Net capital outflows from Russia nearly tripled in 2014 to their highest level on record, Central Bank data showed on Friday, illustrating the impact of Western sanctions and the blow to investor confidence from slumping oil prices.
Net outflows by companies and banks reached $151.5 billion, up from $61 billion in 2013 and exceeding the previous record of $133.6 billion set in 2008 during the global financial crisis.
Western sanctions imposed as a result of the crisis in Ukraine have severely limited the ability of Russian companies to borrow abroad, contributing to a collapse of foreign investment in Russia in 2014. The slump in the price of oil, the country's chief export, in the second half of the year, added to the economic problems, and capital outflows accelerated sharply in the fourth quarter.

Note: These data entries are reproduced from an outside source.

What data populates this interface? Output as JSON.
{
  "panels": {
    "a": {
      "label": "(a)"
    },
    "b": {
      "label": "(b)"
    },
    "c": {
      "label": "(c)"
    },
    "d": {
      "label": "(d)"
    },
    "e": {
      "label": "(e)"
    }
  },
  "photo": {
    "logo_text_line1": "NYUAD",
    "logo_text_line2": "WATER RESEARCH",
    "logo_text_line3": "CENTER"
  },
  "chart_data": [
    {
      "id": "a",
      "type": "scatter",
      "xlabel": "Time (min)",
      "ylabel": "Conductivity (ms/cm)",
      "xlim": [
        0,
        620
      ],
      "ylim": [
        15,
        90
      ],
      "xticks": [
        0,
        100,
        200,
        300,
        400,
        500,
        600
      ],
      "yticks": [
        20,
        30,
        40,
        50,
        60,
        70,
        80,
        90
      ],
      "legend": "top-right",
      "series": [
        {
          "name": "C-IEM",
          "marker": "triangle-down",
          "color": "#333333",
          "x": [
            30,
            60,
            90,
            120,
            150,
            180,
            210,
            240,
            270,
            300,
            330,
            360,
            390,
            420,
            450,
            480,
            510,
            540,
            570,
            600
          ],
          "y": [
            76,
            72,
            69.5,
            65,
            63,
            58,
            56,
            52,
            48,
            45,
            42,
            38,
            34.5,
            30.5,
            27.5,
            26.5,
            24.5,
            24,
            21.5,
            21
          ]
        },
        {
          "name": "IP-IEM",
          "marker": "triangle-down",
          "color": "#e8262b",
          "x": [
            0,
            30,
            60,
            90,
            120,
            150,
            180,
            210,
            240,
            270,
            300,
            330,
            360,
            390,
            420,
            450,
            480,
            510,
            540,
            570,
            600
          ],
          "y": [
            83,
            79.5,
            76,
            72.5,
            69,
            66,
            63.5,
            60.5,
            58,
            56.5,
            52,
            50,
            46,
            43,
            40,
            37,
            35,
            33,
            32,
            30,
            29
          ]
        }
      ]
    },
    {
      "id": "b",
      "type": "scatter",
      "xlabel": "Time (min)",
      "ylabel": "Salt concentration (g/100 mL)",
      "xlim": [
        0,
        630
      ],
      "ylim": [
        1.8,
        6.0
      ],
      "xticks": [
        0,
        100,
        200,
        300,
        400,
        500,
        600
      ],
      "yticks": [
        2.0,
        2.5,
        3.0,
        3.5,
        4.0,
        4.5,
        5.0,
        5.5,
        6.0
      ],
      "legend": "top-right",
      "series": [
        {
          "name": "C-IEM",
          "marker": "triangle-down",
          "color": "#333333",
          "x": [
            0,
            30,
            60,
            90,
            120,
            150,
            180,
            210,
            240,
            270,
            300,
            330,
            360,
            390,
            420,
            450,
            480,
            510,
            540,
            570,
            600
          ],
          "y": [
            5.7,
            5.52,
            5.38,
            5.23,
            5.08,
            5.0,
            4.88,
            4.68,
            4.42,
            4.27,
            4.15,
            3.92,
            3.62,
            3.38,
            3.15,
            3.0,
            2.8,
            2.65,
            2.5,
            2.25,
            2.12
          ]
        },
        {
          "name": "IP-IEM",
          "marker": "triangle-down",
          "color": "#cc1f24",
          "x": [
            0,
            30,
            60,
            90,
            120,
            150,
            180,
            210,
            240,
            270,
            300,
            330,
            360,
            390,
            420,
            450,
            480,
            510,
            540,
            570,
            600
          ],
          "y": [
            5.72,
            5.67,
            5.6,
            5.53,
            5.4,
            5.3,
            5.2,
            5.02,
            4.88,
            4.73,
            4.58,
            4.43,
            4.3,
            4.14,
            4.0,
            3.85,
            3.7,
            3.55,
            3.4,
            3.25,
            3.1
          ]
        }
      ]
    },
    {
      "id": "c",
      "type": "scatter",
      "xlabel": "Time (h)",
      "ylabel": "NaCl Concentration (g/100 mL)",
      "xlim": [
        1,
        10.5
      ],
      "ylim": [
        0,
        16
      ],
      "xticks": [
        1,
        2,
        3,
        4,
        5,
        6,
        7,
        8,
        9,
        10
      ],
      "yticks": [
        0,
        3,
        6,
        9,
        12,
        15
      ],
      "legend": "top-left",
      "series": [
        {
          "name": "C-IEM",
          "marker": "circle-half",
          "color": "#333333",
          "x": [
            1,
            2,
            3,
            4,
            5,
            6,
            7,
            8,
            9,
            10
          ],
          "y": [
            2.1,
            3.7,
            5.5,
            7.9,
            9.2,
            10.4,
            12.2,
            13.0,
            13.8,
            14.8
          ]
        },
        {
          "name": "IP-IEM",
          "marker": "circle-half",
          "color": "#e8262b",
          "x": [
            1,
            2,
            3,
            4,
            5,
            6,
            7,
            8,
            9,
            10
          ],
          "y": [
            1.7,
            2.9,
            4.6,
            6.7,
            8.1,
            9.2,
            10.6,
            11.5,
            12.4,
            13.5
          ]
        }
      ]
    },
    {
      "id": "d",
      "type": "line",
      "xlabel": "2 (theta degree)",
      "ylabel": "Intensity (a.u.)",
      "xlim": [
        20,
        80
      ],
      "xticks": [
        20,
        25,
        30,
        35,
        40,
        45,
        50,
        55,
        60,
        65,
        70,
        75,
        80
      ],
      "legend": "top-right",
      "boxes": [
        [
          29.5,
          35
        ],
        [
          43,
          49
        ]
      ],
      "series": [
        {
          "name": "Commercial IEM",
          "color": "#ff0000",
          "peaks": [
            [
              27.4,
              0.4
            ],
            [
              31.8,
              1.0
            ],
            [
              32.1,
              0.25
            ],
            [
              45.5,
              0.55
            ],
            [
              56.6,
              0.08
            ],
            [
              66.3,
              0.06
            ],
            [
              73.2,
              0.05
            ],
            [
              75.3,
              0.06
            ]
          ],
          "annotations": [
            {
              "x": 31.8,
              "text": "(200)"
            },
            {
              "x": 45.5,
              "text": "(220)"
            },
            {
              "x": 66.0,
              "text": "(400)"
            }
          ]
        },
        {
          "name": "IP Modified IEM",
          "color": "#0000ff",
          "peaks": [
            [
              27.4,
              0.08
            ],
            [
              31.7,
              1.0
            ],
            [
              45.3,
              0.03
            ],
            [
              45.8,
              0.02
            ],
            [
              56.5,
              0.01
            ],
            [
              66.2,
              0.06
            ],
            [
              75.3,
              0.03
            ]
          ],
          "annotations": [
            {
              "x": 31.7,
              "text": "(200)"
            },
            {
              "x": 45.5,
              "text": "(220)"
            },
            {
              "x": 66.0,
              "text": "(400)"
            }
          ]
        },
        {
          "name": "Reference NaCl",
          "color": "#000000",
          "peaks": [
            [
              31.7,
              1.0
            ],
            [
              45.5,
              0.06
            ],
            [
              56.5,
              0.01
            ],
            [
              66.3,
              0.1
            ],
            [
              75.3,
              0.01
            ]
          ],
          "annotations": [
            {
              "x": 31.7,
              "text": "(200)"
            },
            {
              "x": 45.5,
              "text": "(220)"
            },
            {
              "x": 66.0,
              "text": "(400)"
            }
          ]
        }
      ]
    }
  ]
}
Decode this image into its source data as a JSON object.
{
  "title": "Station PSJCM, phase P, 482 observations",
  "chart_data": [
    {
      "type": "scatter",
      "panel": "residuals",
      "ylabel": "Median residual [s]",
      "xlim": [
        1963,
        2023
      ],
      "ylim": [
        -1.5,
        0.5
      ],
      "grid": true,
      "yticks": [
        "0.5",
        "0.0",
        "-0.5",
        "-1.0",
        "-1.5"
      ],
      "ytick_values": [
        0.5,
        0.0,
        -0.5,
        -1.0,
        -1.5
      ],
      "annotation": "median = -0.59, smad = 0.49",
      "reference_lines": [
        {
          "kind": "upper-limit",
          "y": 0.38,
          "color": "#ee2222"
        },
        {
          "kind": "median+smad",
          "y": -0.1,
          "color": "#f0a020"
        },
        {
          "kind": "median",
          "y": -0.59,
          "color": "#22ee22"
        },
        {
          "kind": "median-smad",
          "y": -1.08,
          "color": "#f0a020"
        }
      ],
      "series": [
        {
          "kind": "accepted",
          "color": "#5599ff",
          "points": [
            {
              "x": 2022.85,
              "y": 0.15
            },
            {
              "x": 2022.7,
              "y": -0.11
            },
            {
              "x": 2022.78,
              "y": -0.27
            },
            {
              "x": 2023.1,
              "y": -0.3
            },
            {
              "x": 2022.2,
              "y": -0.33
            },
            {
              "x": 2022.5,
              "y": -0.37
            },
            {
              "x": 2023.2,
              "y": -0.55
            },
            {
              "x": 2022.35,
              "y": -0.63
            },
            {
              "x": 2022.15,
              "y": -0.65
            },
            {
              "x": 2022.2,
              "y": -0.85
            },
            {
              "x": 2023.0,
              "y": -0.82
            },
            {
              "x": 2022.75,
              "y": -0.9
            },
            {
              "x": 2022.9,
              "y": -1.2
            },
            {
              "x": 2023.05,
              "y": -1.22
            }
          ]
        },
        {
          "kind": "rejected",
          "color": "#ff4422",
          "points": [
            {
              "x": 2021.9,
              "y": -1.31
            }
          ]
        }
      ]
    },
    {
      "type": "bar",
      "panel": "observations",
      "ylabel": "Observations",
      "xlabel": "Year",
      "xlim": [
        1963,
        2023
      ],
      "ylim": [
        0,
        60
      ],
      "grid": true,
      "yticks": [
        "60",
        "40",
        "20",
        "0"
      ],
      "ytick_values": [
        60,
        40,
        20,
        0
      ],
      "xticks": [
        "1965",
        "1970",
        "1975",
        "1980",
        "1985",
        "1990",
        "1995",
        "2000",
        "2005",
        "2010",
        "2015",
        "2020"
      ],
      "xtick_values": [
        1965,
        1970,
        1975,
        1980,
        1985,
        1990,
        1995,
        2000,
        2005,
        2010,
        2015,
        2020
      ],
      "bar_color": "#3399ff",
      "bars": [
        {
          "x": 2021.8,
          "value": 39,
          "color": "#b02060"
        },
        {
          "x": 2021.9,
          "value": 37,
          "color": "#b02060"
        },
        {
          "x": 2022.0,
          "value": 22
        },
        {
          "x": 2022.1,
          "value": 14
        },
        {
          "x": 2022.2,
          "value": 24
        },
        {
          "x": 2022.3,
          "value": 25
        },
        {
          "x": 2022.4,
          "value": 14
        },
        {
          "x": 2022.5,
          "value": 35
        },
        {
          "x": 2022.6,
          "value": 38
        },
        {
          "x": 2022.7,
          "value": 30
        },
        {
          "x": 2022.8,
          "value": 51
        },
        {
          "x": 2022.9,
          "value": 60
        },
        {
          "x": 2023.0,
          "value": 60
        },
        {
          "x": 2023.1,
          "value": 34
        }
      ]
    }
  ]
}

The exodus of capital helped the ruble plunge by 40 percent against the dollar last year and has raised concerns among investors that Russia could be forced to impose capital controls.
This year the Central Bank has forecast that the net capital outflow will remain high at $118 billion. Much of that reflects corporate foreign debt repayments, with Western bank lending to refinance debts not expected to revive until sanctions are lifted.
Reflecting worsening economic conditions, Fitch Ratings downgraded ratings for 30 Russian and Russian-owned financial institutions, including the country's biggest lender, Sberbank, on Friday, after cutting Russia's sovereign rating on Jan. 9 to BBB minus, one notch above junk status.
Net outflows surged to $72.9 billion in the fourth quarter of 2014, from $16.9 billion in the previous quarter, the data showed, as the oil price fell more sharply.
The unadjusted figure was also inflated by $19.8 billion in forex liquidity provision to banks, following the introduction of a new Central Bank scheme to provide foreign currency repo loans.
The Central Bank raised interest rates six times by a cumulative 11.50 points last year to 17 percent to try and stem capital outflows and support the ruble.
But total outflows of $151.5 billion for the year were higher than a Central Bank forecast of $134 billion made just last month.
Excluding banks' foreign currency swaps, forex accounts and forex liquidity deals with the Central Bank, total net capital outflows in 2014 were $130.5 billion, according to Friday's data.
Large capital outflows from Russia have long been a matter of concern for analysts, underscoring poor incentives to invest linked to the poor business climate and political risks.
The Central Bank data also showed that the current account surplus measuring net overseas earnings from trade and investments rose last year to $56.7 billion, from $34.1 billion in the previous year.
The current account improved last year, despite the fall in oil prices, as the weaker ruble and stagnant economic growth reduced imports. The trade surplus rose to $185.6 billion, from $181.9 billion in 2013.
However, the improvement in net export and investment earnings failed to compensate for the dramatic increase in capital outflows, with the hole filled by the Central Bank spending $107.5 billion of its reserves, the balance of payments data showed.